There are about eight calls in a row, and each call must update the complete set of data it is working with, 100% to completion, before going to the next.

I tried to make everything not async, but it appears I am forced to make everything async/await because of the library I am using (postgres / node).


Each function call must complete 100% before going on to the next function call, because the next step does a select on rows where a field is not null (where the previous step fills in a value).

I have an await in front of each call, that does something (see code below):

  1. loads the db from a csv,
  2. next step selects all rows just inserted, calls an API and updates the database,
  3. and so on,

but at one point, when the next function executes, NONE of the rows have been updated (as I trace through and verify, a SQL statement returns nothing back),

the code seems to pass right through going to the second function call, not blocking, honoring the await, and completing it's code block.

If I comment out some of the latter rows (dependent on the previous), and let the program run to completion, the database gets updated.

There is nothing functionally wrong with the code, everything works, just not from beginning to completion.

After running two function calls at the beginning, letting that run, I can then comment out those rows, uncomment the later rows in the flow, and run again, and everything works as expected, but I cannot run to completion with both uncommented.

What can I do to make sure each function call completes 100%, has all updates completed in the database, before going to the next step?

async/await is not working for me.

this is not pseudo-code it's the actual code, that is executing, that I am working with, the function names changed only. It is real working code, cut-n-pasted direct from my IDE.

// these are functions I call below (each in their own .js)
const insert_rows_to_db_from_csv = require('./insert_rows_to_db_from_csv')
const call_api_using_rows_from_function_above = require('./call_api_using_rows_from_function_above')
const and_so_on = require('./and_so_on')
const and_so_on_and_on = require('./and_so_on_and_on')
const and_so_on_and_on_and_on = require('./and_so_on_and_on_and_on')
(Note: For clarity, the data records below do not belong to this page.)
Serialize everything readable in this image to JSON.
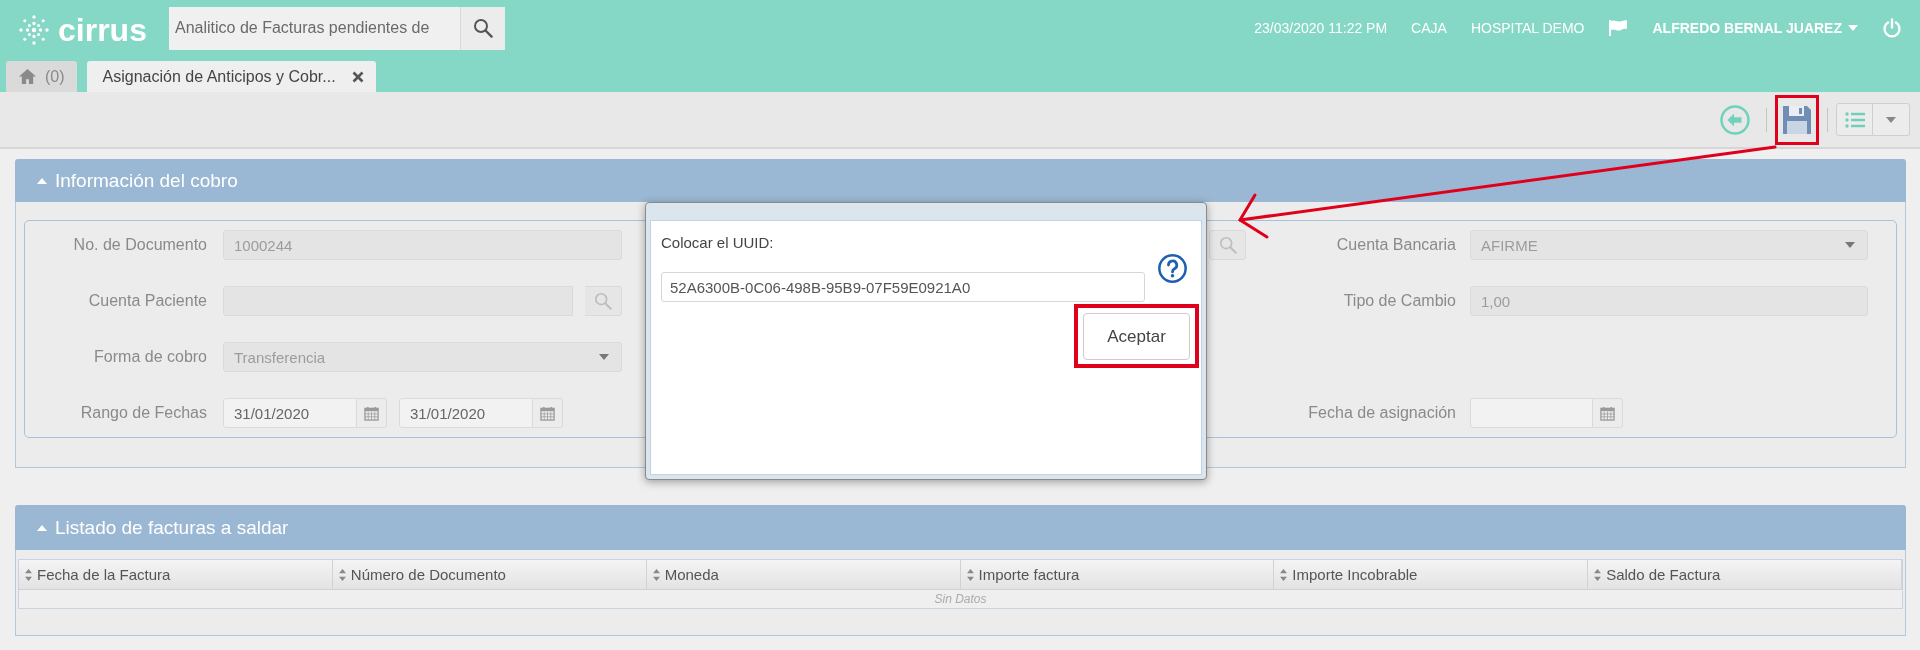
{
  "header": {
    "logo": "cirrus",
    "search": {
      "value": "Analitico de Facturas pendientes de"
    },
    "datetime": "23/03/2020 11:22 PM",
    "station": "CAJA",
    "hospital": "HOSPITAL DEMO",
    "user": "ALFREDO BERNAL JUAREZ"
  },
  "tabs": [
    {
      "kind": "home",
      "label": "(0)",
      "selected": false,
      "closable": false
    },
    {
      "kind": "page",
      "label": "Asignación de Anticipos y Cobr...",
      "selected": true,
      "closable": true
    }
  ],
  "toolbar": [
    {
      "kind": "back",
      "highlighted": false
    },
    {
      "kind": "save",
      "highlighted": true
    },
    {
      "kind": "list",
      "highlighted": false
    },
    {
      "kind": "menu",
      "highlighted": false
    }
  ],
  "payment_info": {
    "title": "Información del cobro",
    "expanded": true,
    "rows": [
      {
        "left": {
          "kind": "text",
          "label": "No. de Documento",
          "value": "1000244",
          "disabled": true
        },
        "middle": {
          "kind": "search_button"
        },
        "right": {
          "kind": "select",
          "label": "Cuenta Bancaria",
          "value": "AFIRME",
          "disabled": true
        }
      },
      {
        "left": {
          "kind": "search",
          "label": "Cuenta Paciente",
          "disabled": true
        },
        "right": {
          "kind": "text",
          "label": "Tipo de Cambio",
          "value": "1,00",
          "disabled": true
        }
      },
      {
        "left": {
          "kind": "select",
          "label": "Forma de cobro",
          "value": "Transferencia",
          "disabled": true
        }
      },
      {
        "left": {
          "kind": "daterange",
          "label": "Rango de Fechas",
          "from": "31/01/2020",
          "to": "31/01/2020",
          "disabled": false
        },
        "right": {
          "kind": "date",
          "label": "Fecha de asignación",
          "disabled": false
        }
      }
    ]
  },
  "uuid_dialog": {
    "prompt": "Colocar el UUID:",
    "value": "52A6300B-0C06-498B-95B9-07F59E0921A0",
    "button": {
      "label": "Aceptar",
      "highlighted": true
    }
  },
  "invoices": {
    "title": "Listado de facturas a saldar",
    "expanded": true,
    "columns": [
      "Fecha de la Factura",
      "Número de Documento",
      "Moneda",
      "Importe factura",
      "Importe Incobrable",
      "Saldo de Factura"
    ],
    "empty_text": "Sin Datos"
  }
}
// each of the above exports a main() function where I can call func.main() just // like this one defined below (this is my main() entry point)

module.exports = {
    main: async function (csvFilePath) {
        console.log('service: upload.main()')
        try {
            const csvList = []

            let rstream = fs.createReadStream(csvFilePath)
                .pipe(csv())
                .on('data', (data) => csvList.push(data))
                .on('end', async () => {
                    let num_rows = csvList.length

                    //step one (if I run these two, with step two calls below commented out, this works)
                    await insert_rows_to_db_from_csv.main(csvList);
                    await call_api_using_rows_from_function_above.main();

                    // step two
                    // blows up here, on the next function call,
                    // no rows selected in sql statements, must comment out, let the above run to
                    // completion, then comment out the rows above, and let these run separate
                    await work_with_rows_updated_in_previous_call_above.main();   // sets
                    await and_so_on.main();
                    await and_so_on_and_on.main();
                    await and_so_on_and_on_and_on.main();
                })
        } catch (err) {
            console.log(err.stack)
        } finally {
        }
    }
};

here is the one liner I am using to call the insert/update to the DB:

 return await pool.query(sql, values);

that's it, nothing more. This is from using: https://node-postgres.com/

npm install pg


PART 2 - continuing on,

I think the problem might be here. This is where I am doing each API call, then insert (that the next function call is dependent upon), some code smell here that I can't sort out.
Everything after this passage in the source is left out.